Sky agrees to £18.5bn takeover by Murdoch’s Fox

martin-gilbert-newSatellite broadcaster Sky and Rupert Murdoch’s 21st Century Fox have reached agreement on an £18.5 billion takeover deal.

21st Century Fox will pay £11.7bn for the 61% stake it does not already own in Sky, equal to £10.75 in cash for each share.

There were immediate concerns around the deal that it will hand Mr Murdoch further media influence over the British media. He already also owns the Sun and the Times newspapers. Mr Murdoch’s son James is both chairman of Sky and chief executive of Fox.

A number of Sky shareholders, including Standard Life Investments and Jupiter Asset Management, have said the deal undervalues the company.
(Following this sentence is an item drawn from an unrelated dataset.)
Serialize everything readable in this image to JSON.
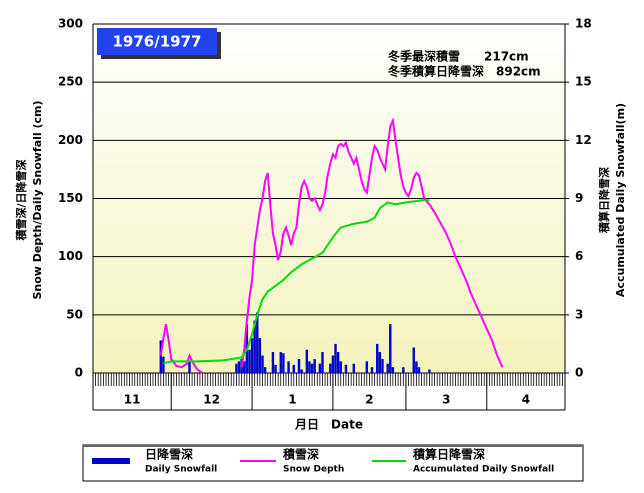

Culture Secretary Karen Bradley has 10 days to decide whether to refer the deal to the Competition and Markets Authority.

Deputy chairman Martin Gilbert (pictured), who leads the independent directors, was urged to seek a higher offer from Fox, but he said today that it will “de-risk the delivery of future value for all Sky shareholders”.

Mr Gilbert is also chief executive of Aberdeen Asset Management which owns a 0.39% stake in the broadcaster.

He said: “[We] believe 21st Century Fox’s offer at a 40% premium to the undisturbed share price will accelerate and de-risk the delivery of future value for all Sky shareholders. As a result, the independent committee unanimously agreed that we have a proposal that we can put to Sky shareholders and recommend.”

The takeover will be via a scheme of arrangement, which means it needs the approval of investors holding 75% of the shares.

Rupert Murdoch tried and failed to acquire the whole of Sky in 2011 via News Corporation, but abandoned the bid amid the phone hacking scandal.